At 01:56 -0500 2001.08.21, Stuart Johnston wrote:
>Does anyone have a simple filter for URL encoding that I can use?
Not simple, no. :)
This is what I use in Slash, though. YMMV. uses HTML::Entities and URI.
The important part to you is probably just the one regex with $URI::uric
and %URI::Escape::escapes. We have other needs too; stripping out script:
stuff, stripping out the "authority" (has been a problem on Slashdot
comments), remove certain characters, etc.

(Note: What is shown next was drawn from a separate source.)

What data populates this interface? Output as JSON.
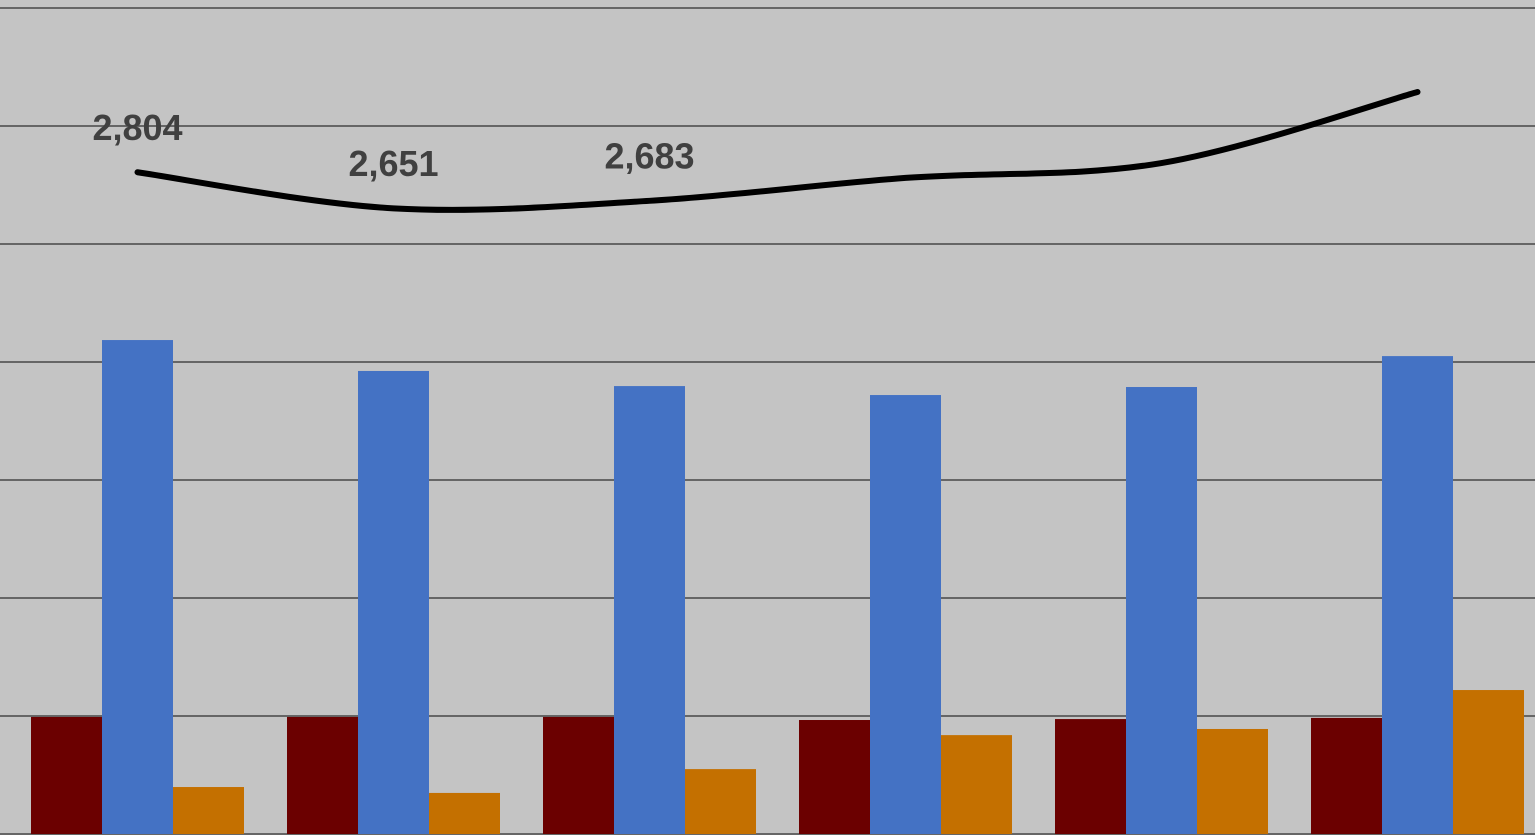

HTH.
sub fixurl {
my($url) = @_;
# Remove quotes and whitespace (we will expect some at beginning and
# end, probably)
$url =~ s/["\s]//g;
# any < or > char after the first char truncates the URL right there
# (we will expect a trailing ">" probably)
$url =~ s/^[<>]+//;
$url =~ s/[<>].*//;
# strip surrounding ' if exists
$url =~ s/^'(.+?)'$/$1/g;
# add '#' to allowed characters; escape anything not allowed.
$url =~ s/([^$URI::uric#])/$URI::Escape::escapes{$1}/oge;
if (1) {
# Strip the authority, if any.
# This prevents annoying browser-display-exploits
# like "http:[EMAIL PROTECTED]".
# In future we may set up a package global or a field like
# getCurrentUser()->{state}{fixurlauth} that will allow
# this behavior to be turned off -- it's wrapped in
# "if (1)" to remind us of this...
my $uri = new URI $url;
if ($uri && $uri->can('host') && $uri->can('authority')) {
# don't need to print the port if we
# already have the correct port
my $host = $uri->can('host_port') &&
$uri->port != $uri->default_port
? $uri->host_port
: $uri->host;
$host =~ tr/A-Za-z0-9.-//cd; # per RFC 1035
$uri->authority($host);
$url = $uri->canonical->as_string;
}
}
# we don't like SCRIPT at the beginning of a URL
my $decoded_url = decode_entities($url);
return $decoded_url =~ s|^\s*\w+script\b.*$||i ? undef : $url;
}
--
Chris Nandor [EMAIL PROTECTED] http://pudge.net/
Open Source Development Network [EMAIL PROTECTED] http://osdn.com/